O foco central da estratégia é a cadeia de ovinos e caprinos. Segundo Silvio Carlos, o projeto contempla desde a base produtiva até o consumidor final no exterior. “O projeto foi aprovado e agora vamos apresentá-lo em Dubai. Ele cobre toda a jornada: a criação no campo, a padronização do rebanho, a implantação de frigoríficos especializados, a certificação e, finalmente, a exportação para o mercado árabe”, explica o secretário.

A SDE deve detalhar o plano final de estruturação do setor ainda na última quinzena de janeiro, por meio da apresentação do estudo que identifica territórios estratégicos no interior do Ceará com vocação para a atividade, definindo onde serão instalados os abatedouros e as estruturas logísticas necessárias.
Para o secretário da SDE, Domingos Filho, a participação na Gulfood e a estruturação do selo Halal são passos fundamentais para o fortalecimento da economia estadual. “A presença do Ceará em um evento dessa magnitude em Dubai não é apenas institucional, é uma decisão de mercado.
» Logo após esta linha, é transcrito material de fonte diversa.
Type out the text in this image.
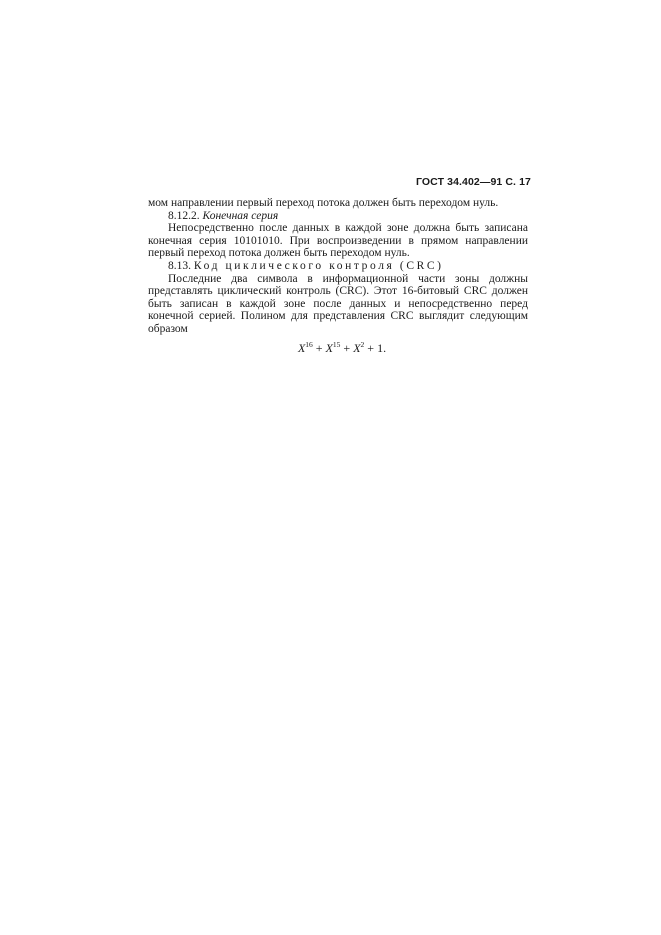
ГОСТ 34.402—91 С. 17

мом направлении первый переход потока должен быть переходом нуль.

8.12.2. Конечная серия

Непосредственно после данных в каждой зоне должна быть записана конечная серия 10101010. При воспроизведении в прямом направлении первый переход потока должен быть переходом нуль.

8.13. Код циклического контроля (CRC)

Последние два символа в информационной части зоны должны представлять циклический контроль (CRC). Этот 16-битовый CRC должен быть записан в каждой зоне после данных и непосредственно перед конечной серией. Полином для представления CRC выглядит следующим образом

$X^{16} + X^{15} + X^2 + 1$.
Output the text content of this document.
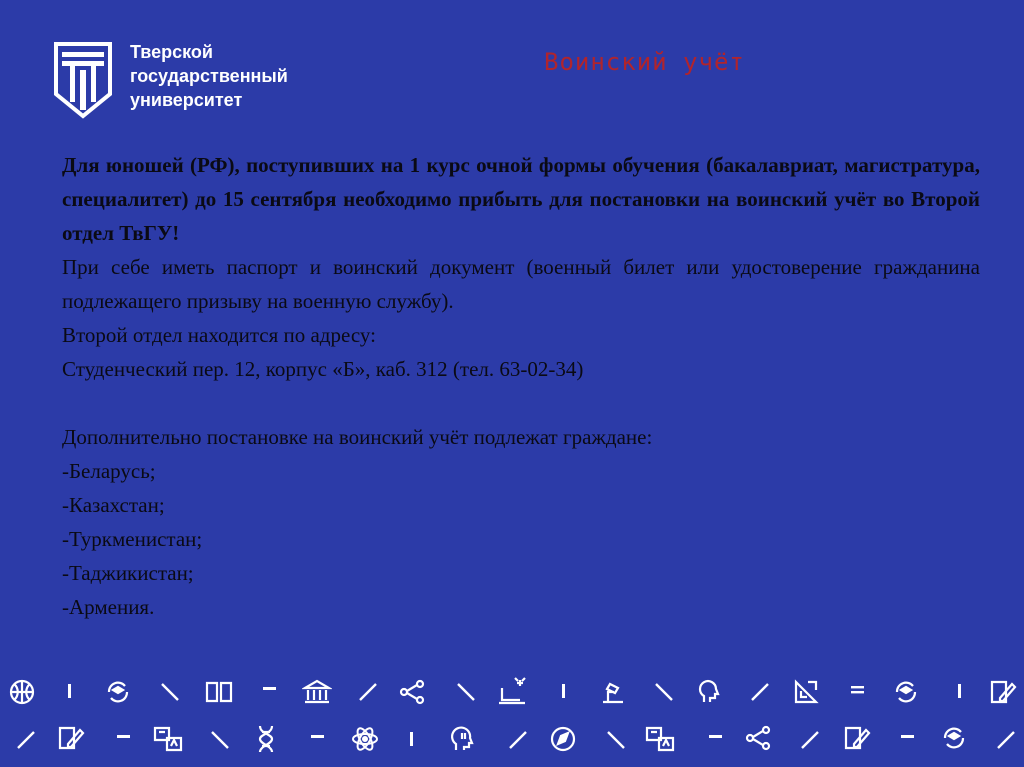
Тверской
государственный
университет
Воинский учёт

Для юношей (РФ), поступивших на 1 курс очной формы обучения (бакалавриат, магистратура, специалитет) до 15 сентября необходимо прибыть для постановки на воинский учёт во Второй отдел ТвГУ!

При себе иметь паспорт и воинский документ (военный билет или удостоверение гражданина подлежащего призыву на военную службу).

Второй отдел находится по адресу:

Студенческий пер. 12, корпус «Б», каб. 312 (тел. 63-02-34)

Дополнительно постановке на воинский учёт подлежат граждане:

-Беларусь;

-Казахстан;

-Туркменистан;

-Таджикистан;

-Армения.
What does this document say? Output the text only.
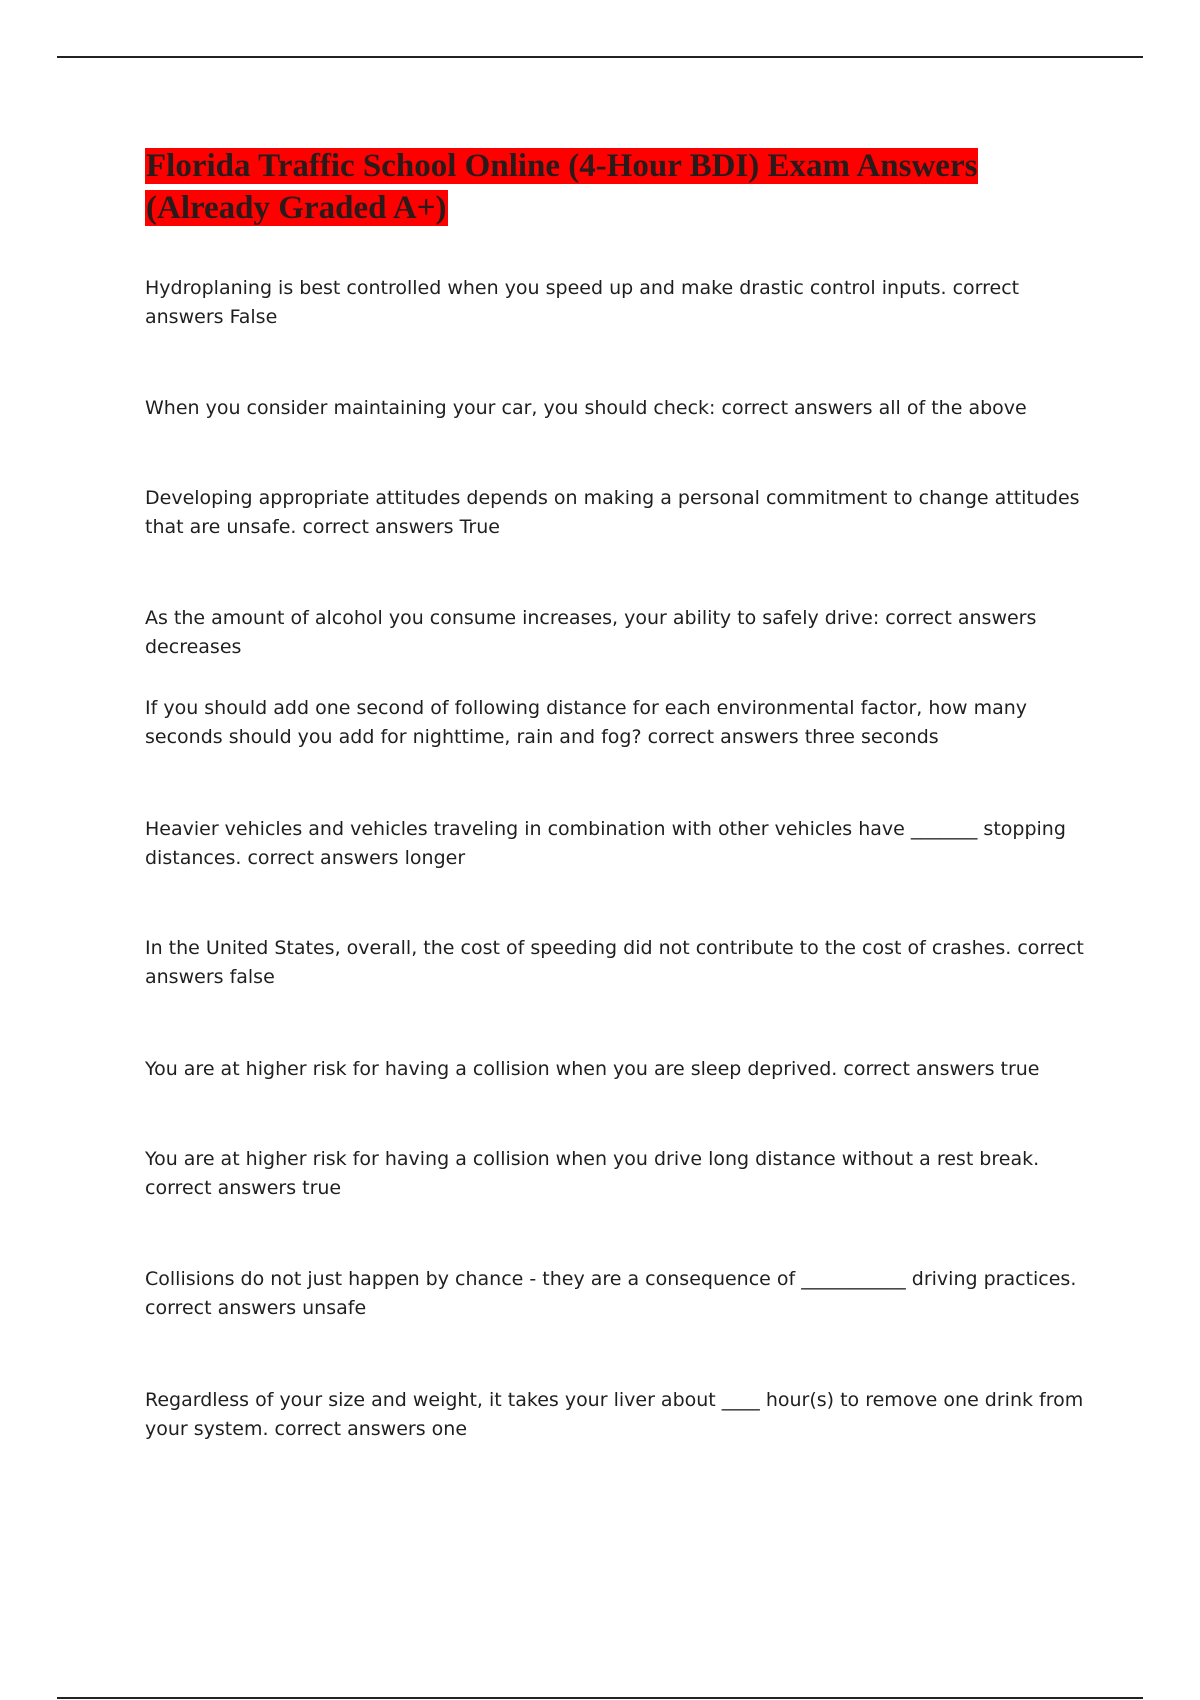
Florida Traffic School Online (4-Hour BDI) Exam Answers
(Already Graded A+)
Hydroplaning is best controlled when you speed up and make drastic control inputs. correct answers False
When you consider maintaining your car, you should check: correct answers all of the above
Developing appropriate attitudes depends on making a personal commitment to change attitudes that are unsafe. correct answers True
As the amount of alcohol you consume increases, your ability to safely drive: correct answers decreases
If you should add one second of following distance for each environmental factor, how many seconds should you add for nighttime, rain and fog? correct answers three seconds
Heavier vehicles and vehicles traveling in combination with other vehicles have _______ stopping distances. correct answers longer
In the United States, overall, the cost of speeding did not contribute to the cost of crashes. correct answers false
You are at higher risk for having a collision when you are sleep deprived. correct answers true
You are at higher risk for having a collision when you drive long distance without a rest break. correct answers true
Collisions do not just happen by chance - they are a consequence of ___________ driving practices. correct answers unsafe
Regardless of your size and weight, it takes your liver about ____ hour(s) to remove one drink from your system. correct answers one
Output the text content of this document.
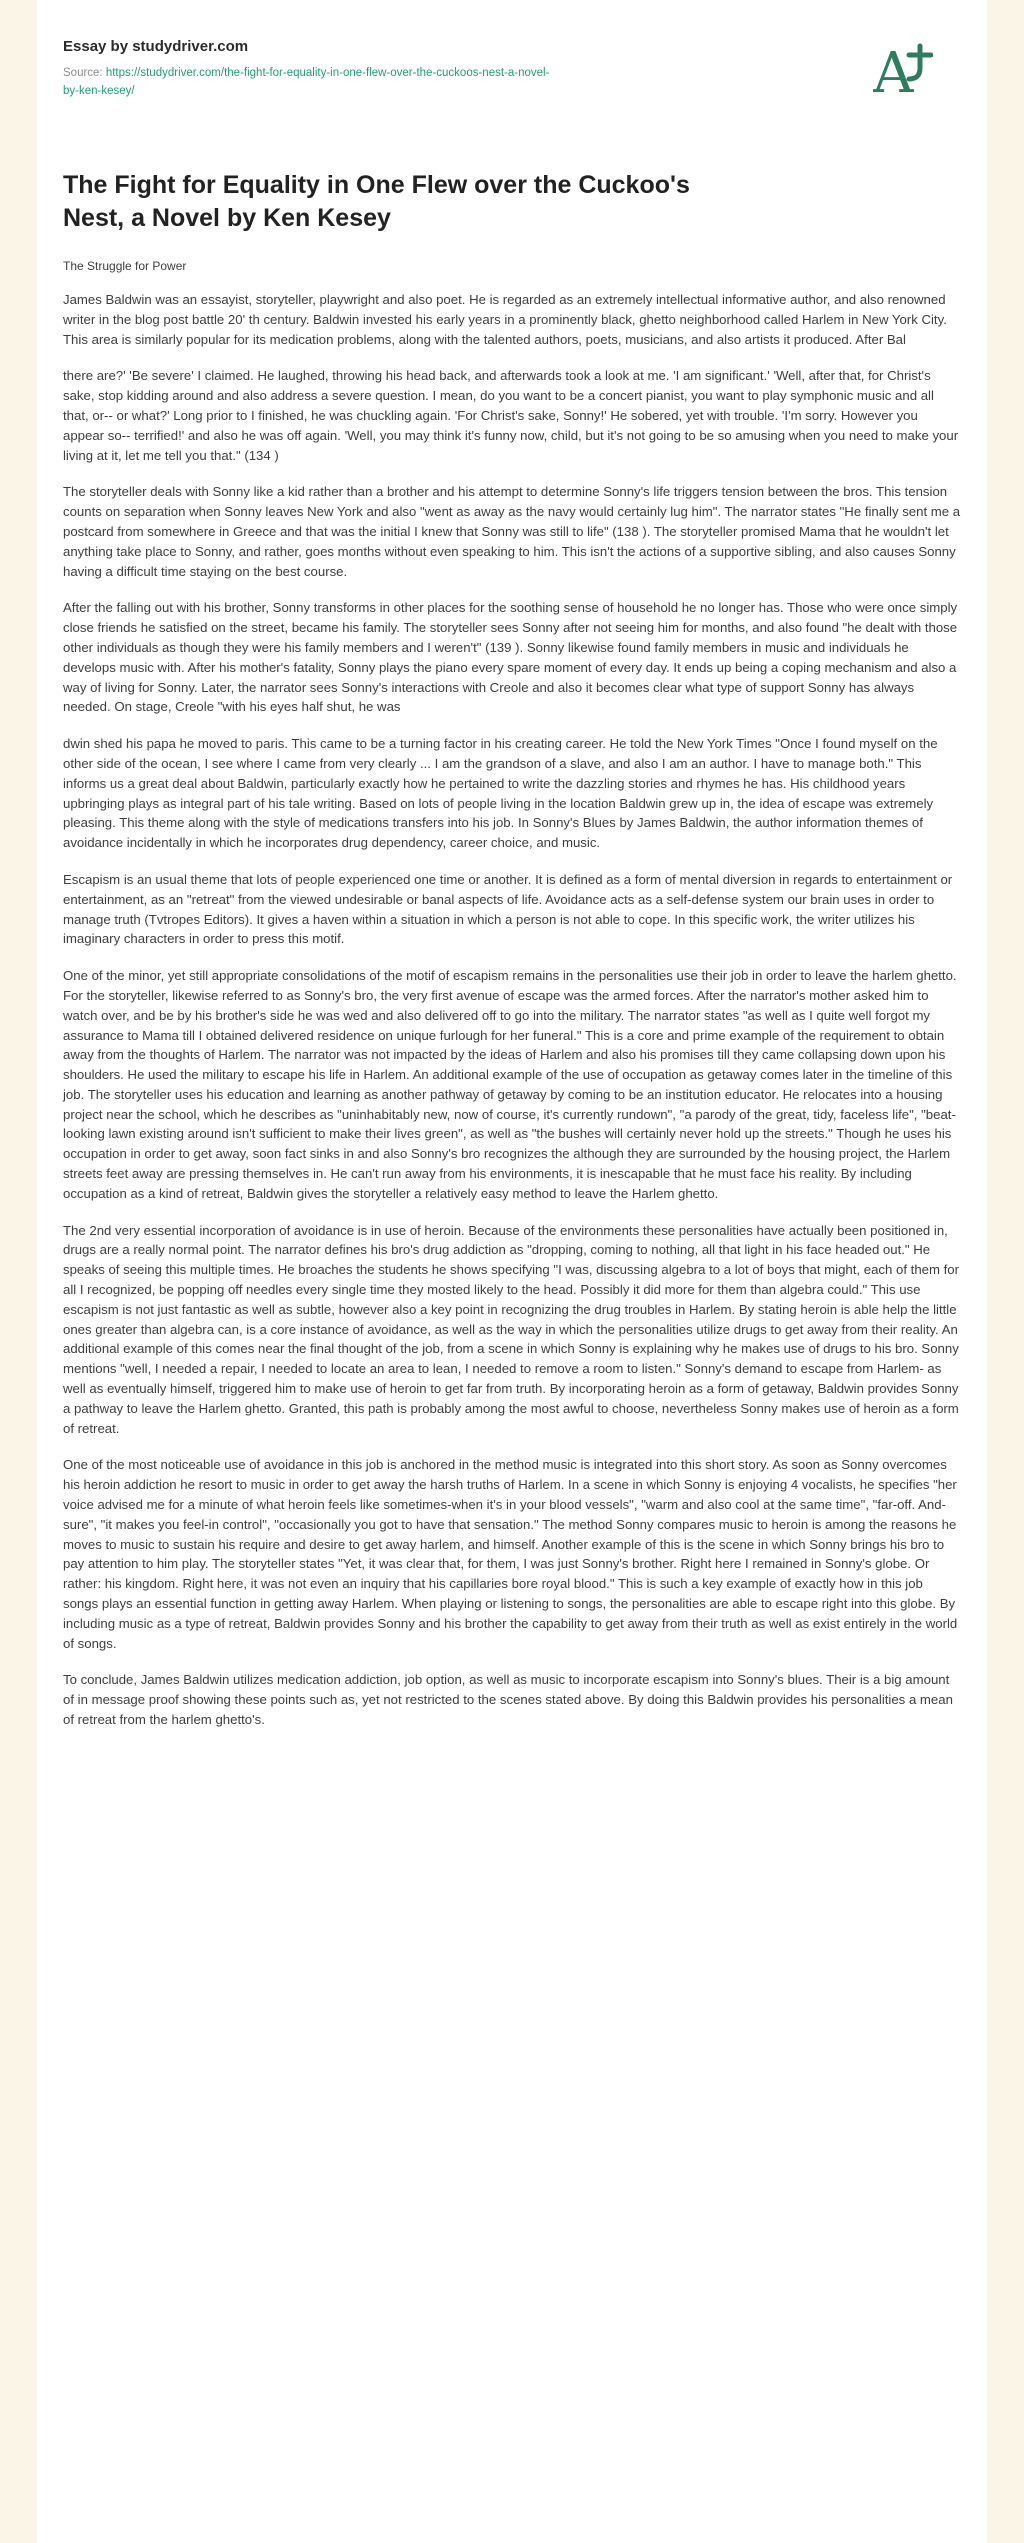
Essay by studydriver.com
Source: https://studydriver.com/the-fight-for-equality-in-one-flew-over-the-cuckoos-nest-a-novel-by-ken-kesey/	A
The Fight for Equality in One Flew over the Cuckoo's Nest, a Novel by Ken Kesey
The Struggle for Power

James Baldwin was an essayist, storyteller, playwright and also poet. He is regarded as an extremely intellectual informative author, and also renowned writer in the blog post battle 20' th century. Baldwin invested his early years in a prominently black, ghetto neighborhood called Harlem in New York City. This area is similarly popular for its medication problems, along with the talented authors, poets, musicians, and also artists it produced. After Bal

there are?' 'Be severe' I claimed. He laughed, throwing his head back, and afterwards took a look at me. 'I am significant.' 'Well, after that, for Christ's sake, stop kidding around and also address a severe question. I mean, do you want to be a concert pianist, you want to play symphonic music and all that, or-- or what?' Long prior to I finished, he was chuckling again. 'For Christ's sake, Sonny!' He sobered, yet with trouble. 'I'm sorry. However you appear so-- terrified!' and also he was off again. 'Well, you may think it's funny now, child, but it's not going to be so amusing when you need to make your living at it, let me tell you that." (134 )

The storyteller deals with Sonny like a kid rather than a brother and his attempt to determine Sonny's life triggers tension between the bros. This tension counts on separation when Sonny leaves New York and also "went as away as the navy would certainly lug him". The narrator states "He finally sent me a postcard from somewhere in Greece and that was the initial I knew that Sonny was still to life" (138 ). The storyteller promised Mama that he wouldn't let anything take place to Sonny, and rather, goes months without even speaking to him. This isn't the actions of a supportive sibling, and also causes Sonny having a difficult time staying on the best course.

After the falling out with his brother, Sonny transforms in other places for the soothing sense of household he no longer has. Those who were once simply close friends he satisfied on the street, became his family. The storyteller sees Sonny after not seeing him for months, and also found "he dealt with those other individuals as though they were his family members and I weren't" (139 ). Sonny likewise found family members in music and individuals he develops music with. After his mother's fatality, Sonny plays the piano every spare moment of every day. It ends up being a coping mechanism and also a way of living for Sonny. Later, the narrator sees Sonny's interactions with Creole and also it becomes clear what type of support Sonny has always needed. On stage, Creole "with his eyes half shut, he was

dwin shed his papa he moved to paris. This came to be a turning factor in his creating career. He told the New York Times "Once I found myself on the other side of the ocean, I see where I came from very clearly ... I am the grandson of a slave, and also I am an author. I have to manage both." This informs us a great deal about Baldwin, particularly exactly how he pertained to write the dazzling stories and rhymes he has. His childhood years upbringing plays as integral part of his tale writing. Based on lots of people living in the location Baldwin grew up in, the idea of escape was extremely pleasing. This theme along with the style of medications transfers into his job. In Sonny's Blues by James Baldwin, the author information themes of avoidance incidentally in which he incorporates drug dependency, career choice, and music.

Escapism is an usual theme that lots of people experienced one time or another. It is defined as a form of mental diversion in regards to entertainment or entertainment, as an "retreat" from the viewed undesirable or banal aspects of life. Avoidance acts as a self-defense system our brain uses in order to manage truth (Tvtropes Editors). It gives a haven within a situation in which a person is not able to cope. In this specific work, the writer utilizes his imaginary characters in order to press this motif.

One of the minor, yet still appropriate consolidations of the motif of escapism remains in the personalities use their job in order to leave the harlem ghetto. For the storyteller, likewise referred to as Sonny's bro, the very first avenue of escape was the armed forces. After the narrator's mother asked him to watch over, and be by his brother's side he was wed and also delivered off to go into the military. The narrator states "as well as I quite well forgot my assurance to Mama till I obtained delivered residence on unique furlough for her funeral." This is a core and prime example of the requirement to obtain away from the thoughts of Harlem. The narrator was not impacted by the ideas of Harlem and also his promises till they came collapsing down upon his shoulders. He used the military to escape his life in Harlem. An additional example of the use of occupation as getaway comes later in the timeline of this job. The storyteller uses his education and learning as another pathway of getaway by coming to be an institution educator. He relocates into a housing project near the school, which he describes as "uninhabitably new, now of course, it's currently rundown", "a parody of the great, tidy, faceless life", "beat- looking lawn existing around isn't sufficient to make their lives green", as well as "the bushes will certainly never hold up the streets." Though he uses his occupation in order to get away, soon fact sinks in and also Sonny's bro recognizes the although they are surrounded by the housing project, the Harlem streets feet away are pressing themselves in. He can't run away from his environments, it is inescapable that he must face his reality. By including occupation as a kind of retreat, Baldwin gives the storyteller a relatively easy method to leave the Harlem ghetto.

The 2nd very essential incorporation of avoidance is in use of heroin. Because of the environments these personalities have actually been positioned in, drugs are a really normal point. The narrator defines his bro's drug addiction as "dropping, coming to nothing, all that light in his face headed out." He speaks of seeing this multiple times. He broaches the students he shows specifying "I was, discussing algebra to a lot of boys that might, each of them for all I recognized, be popping off needles every single time they mosted likely to the head. Possibly it did more for them than algebra could." This use escapism is not just fantastic as well as subtle, however also a key point in recognizing the drug troubles in Harlem. By stating heroin is able help the little ones greater than algebra can, is a core instance of avoidance, as well as the way in which the personalities utilize drugs to get away from their reality. An additional example of this comes near the final thought of the job, from a scene in which Sonny is explaining why he makes use of drugs to his bro. Sonny mentions "well, I needed a repair, I needed to locate an area to lean, I needed to remove a room to listen." Sonny's demand to escape from Harlem- as well as eventually himself, triggered him to make use of heroin to get far from truth. By incorporating heroin as a form of getaway, Baldwin provides Sonny a pathway to leave the Harlem ghetto. Granted, this path is probably among the most awful to choose, nevertheless Sonny makes use of heroin as a form of retreat.

One of the most noticeable use of avoidance in this job is anchored in the method music is integrated into this short story. As soon as Sonny overcomes his heroin addiction he resort to music in order to get away the harsh truths of Harlem. In a scene in which Sonny is enjoying 4 vocalists, he specifies "her voice advised me for a minute of what heroin feels like sometimes-when it's in your blood vessels", "warm and also cool at the same time", "far-off. And- sure", "it makes you feel-in control", "occasionally you got to have that sensation." The method Sonny compares music to heroin is among the reasons he moves to music to sustain his require and desire to get away harlem, and himself. Another example of this is the scene in which Sonny brings his bro to pay attention to him play. The storyteller states "Yet, it was clear that, for them, I was just Sonny's brother. Right here I remained in Sonny's globe. Or rather: his kingdom. Right here, it was not even an inquiry that his capillaries bore royal blood." This is such a key example of exactly how in this job songs plays an essential function in getting away Harlem. When playing or listening to songs, the personalities are able to escape right into this globe. By including music as a type of retreat, Baldwin provides Sonny and his brother the capability to get away from their truth as well as exist entirely in the world of songs.

To conclude, James Baldwin utilizes medication addiction, job option, as well as music to incorporate escapism into Sonny's blues. Their is a big amount of in message proof showing these points such as, yet not restricted to the scenes stated above. By doing this Baldwin provides his personalities a mean of retreat from the harlem ghetto's.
Estamos levando o Ceará para o centro do debate global de alimentos para atrair investimentos que gerem emprego e renda na ponta, para o nosso produtor rural”, afirma.
Domingos Filho destaca que o projeto Halal vai além da certificação religiosa. “Estamos falando de um padrão de qualidade e rastreabilidade que o mundo todo exige hoje. Para a ovinocaprinocultura cearense, isso representa a saída de uma produção de subsistência para uma cadeia industrial de alto valor agregado, capaz de competir globalmente”, reforça o titular da SDE.
O que é o selo Halal?
O termo Halal (que significa “permitido” em árabe) refere-se a produtos que respeitam a lei islâmica. Para o setor de carnes, isso exige:
Abate específico: Realizado por um muçulmano praticante, com o animal voltado para Meca.
Bem-estar animal e sanidade: Rigorosos controles de higiene e tratamento humanitário.
Rastreabilidade: Garantia de que o produto não teve contato com substâncias proibidas (como carne suína ou álcool).
Impacto socioeconômico no Interior
Mais que exportação, o projeto busca a interiorização do desenvolvimento. Ao organizar a cadeia produtiva, a SDE foca na capacitação técnica de produtores e gestores, promovendo a agregação de valor aos produtos cearenses.
“É um momento de estimular o setor no estado. Na Gulfood, estaremos com os principais compradores mundiais e empresários cearenses para consolidar essa ponte”, enfatiza Silvio Carlos. Além da carne, o projeto já expande a visão para alimentos processados, frutas e derivados que também podem receber a certificação.
Próximos passos
O governo estadual trabalha agora na governança institucional, se articulando com entidades certificadoras e investidores. A expectativa é que, com a vitrine em Dubai, o Ceará se consolide como um polo fornecedor confiável para o Norte da África e Oriente Médio.